The five workflow systems feed into a central Oracle database, “and because they are all on a common platform, you can easily associate DNA information with RNA information, and also link that to clinical parameters,” Somiari said.
Last month, WRI installed the final piece of its informatics infrastructure: a Teradata data warehouse that collects “sanitized” data from the Oracle database as well as from other public and proprietary sources [BioInform 09-20-03] . “This gives us tremendous data mining capabilities,” Somiari said.
Making it Work
Somiari said that WRI is in the final stages of implementing the research infrastructure. “I did not want to start generating massive amounts of data before we completed the architectural design of our data warehouse,” he said. His group is now wrapping up tests of several software tools that it is fitting into the Teradata system to ensure compatibility before the system runs at its full capacity.

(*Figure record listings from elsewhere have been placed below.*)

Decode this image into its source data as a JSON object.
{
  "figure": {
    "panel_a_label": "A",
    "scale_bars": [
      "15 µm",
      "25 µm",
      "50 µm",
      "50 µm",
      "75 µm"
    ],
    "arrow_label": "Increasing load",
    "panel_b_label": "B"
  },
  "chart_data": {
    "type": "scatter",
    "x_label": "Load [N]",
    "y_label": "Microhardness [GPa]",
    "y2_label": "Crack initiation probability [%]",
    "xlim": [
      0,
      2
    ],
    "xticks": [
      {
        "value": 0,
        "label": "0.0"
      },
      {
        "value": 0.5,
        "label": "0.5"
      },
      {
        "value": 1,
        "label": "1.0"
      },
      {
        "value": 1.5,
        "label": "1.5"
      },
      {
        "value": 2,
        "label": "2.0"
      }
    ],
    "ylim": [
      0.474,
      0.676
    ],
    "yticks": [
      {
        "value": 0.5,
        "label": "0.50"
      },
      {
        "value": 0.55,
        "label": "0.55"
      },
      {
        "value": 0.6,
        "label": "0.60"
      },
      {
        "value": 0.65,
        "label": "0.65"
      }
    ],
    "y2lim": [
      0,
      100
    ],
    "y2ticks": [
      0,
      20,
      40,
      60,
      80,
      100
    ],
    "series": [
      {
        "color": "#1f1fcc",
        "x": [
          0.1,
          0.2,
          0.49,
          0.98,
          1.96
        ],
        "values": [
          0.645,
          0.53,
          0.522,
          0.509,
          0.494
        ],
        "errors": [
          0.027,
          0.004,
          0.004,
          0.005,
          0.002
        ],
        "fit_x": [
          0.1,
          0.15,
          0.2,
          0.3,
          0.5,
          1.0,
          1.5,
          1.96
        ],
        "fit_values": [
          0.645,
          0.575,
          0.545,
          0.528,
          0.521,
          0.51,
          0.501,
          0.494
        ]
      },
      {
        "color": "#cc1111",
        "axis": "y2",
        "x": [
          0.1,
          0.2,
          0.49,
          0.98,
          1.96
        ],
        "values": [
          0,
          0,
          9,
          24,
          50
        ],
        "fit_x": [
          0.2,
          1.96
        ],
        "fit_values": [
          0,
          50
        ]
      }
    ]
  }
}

WRI plans to employ around 100 researchers, and around 15 of those will be in the informatics group, Somiari said. For now, however, four full-time employees in addition to Somiari are building the informatics foundation, in collaboration with several staffers from WRI’s software partners stationed on the Windber site. While Somiari said his team does develop its own software tools when necessary, “my strategy is to get the state-of-the-art tools currently available. … So any company that has a solution that would be useful to us, we establish a relationship with that company, and we begin to tap into the benefits of using that tool.”
The massive database repository of clinical and molecular data will eventually be made publicly available via “multiple levels of access,” Somiari said. “Basic information” contained within the database will be made freely available, he said, while “refined information” that results from industry collaborations will be available under restricted terms.

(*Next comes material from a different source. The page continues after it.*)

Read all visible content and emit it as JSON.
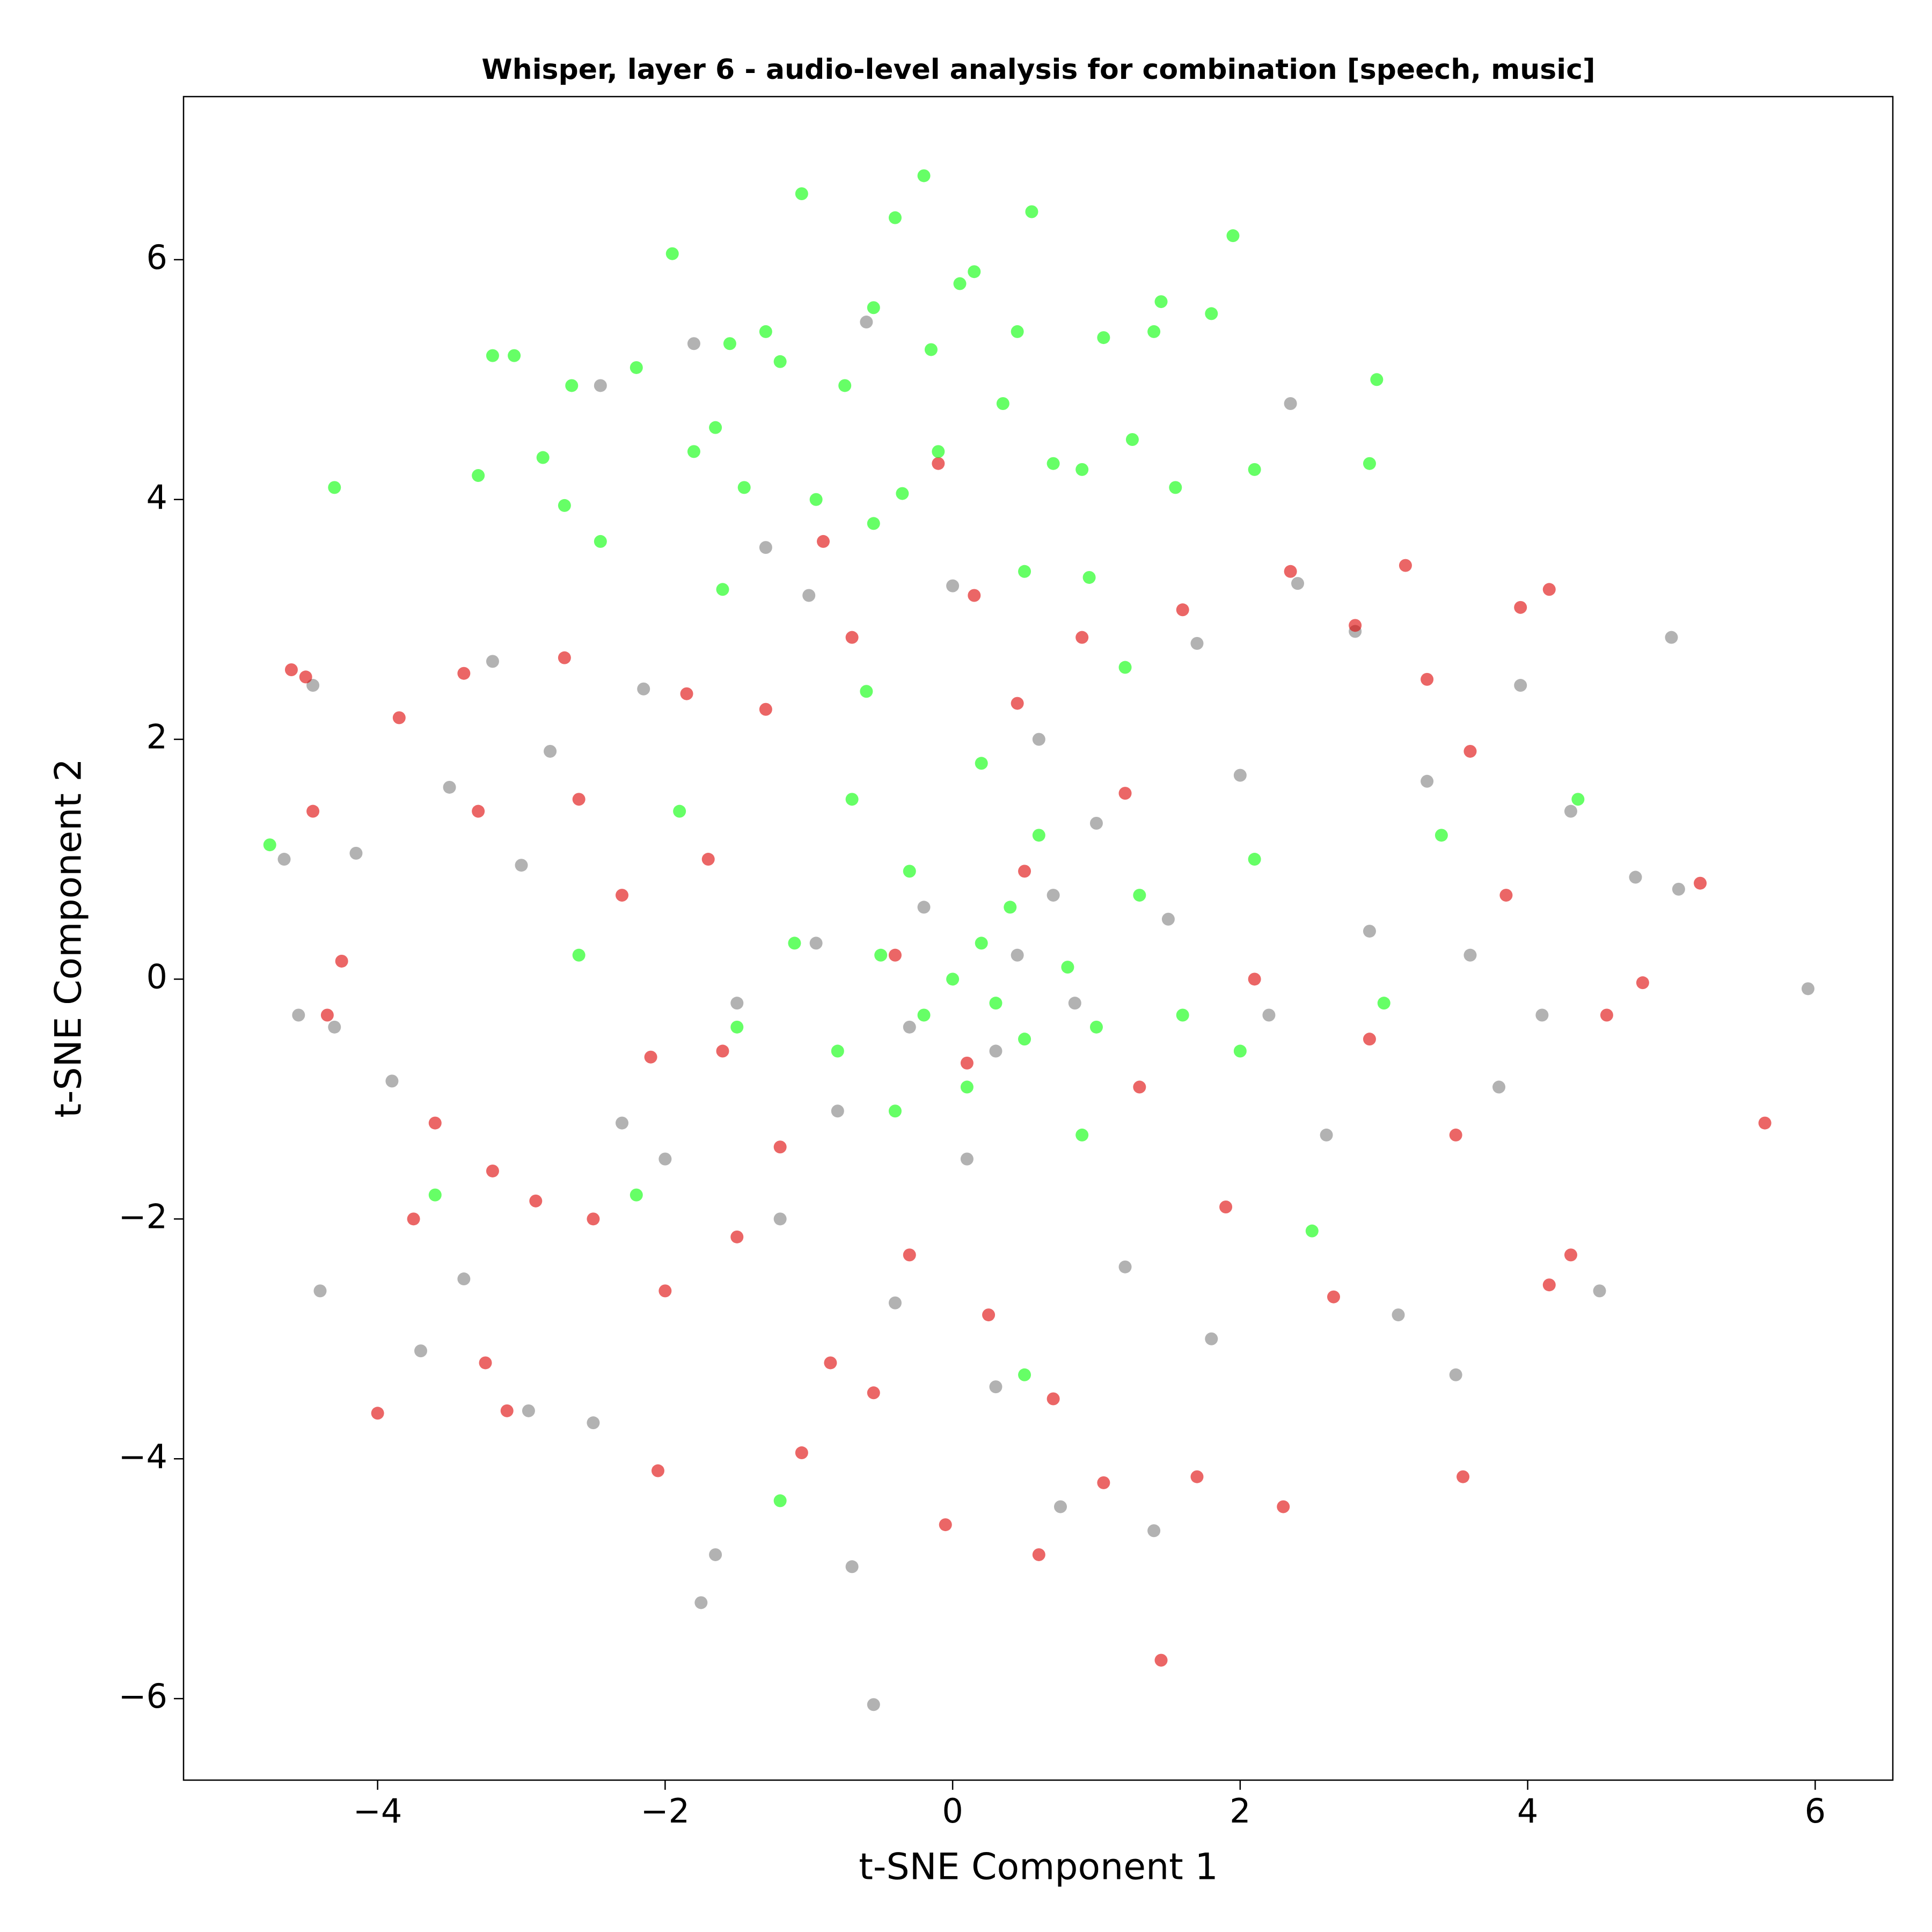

The ultimate goal of the data-collection and storage process, according to Somiari, is disease modeling. While “everyone is talking about systems-level research,” he said, the first step in attaining that goal is “good information at the basic level.” By capturing information of interest to the research community — and checking in periodically with users and vendors to make sure it’s still on the right track — WRI plans to “use the best tools available today to answer the questions of today, but position ourselves to be able to respond to the needs of tomorrow,” Somiari said.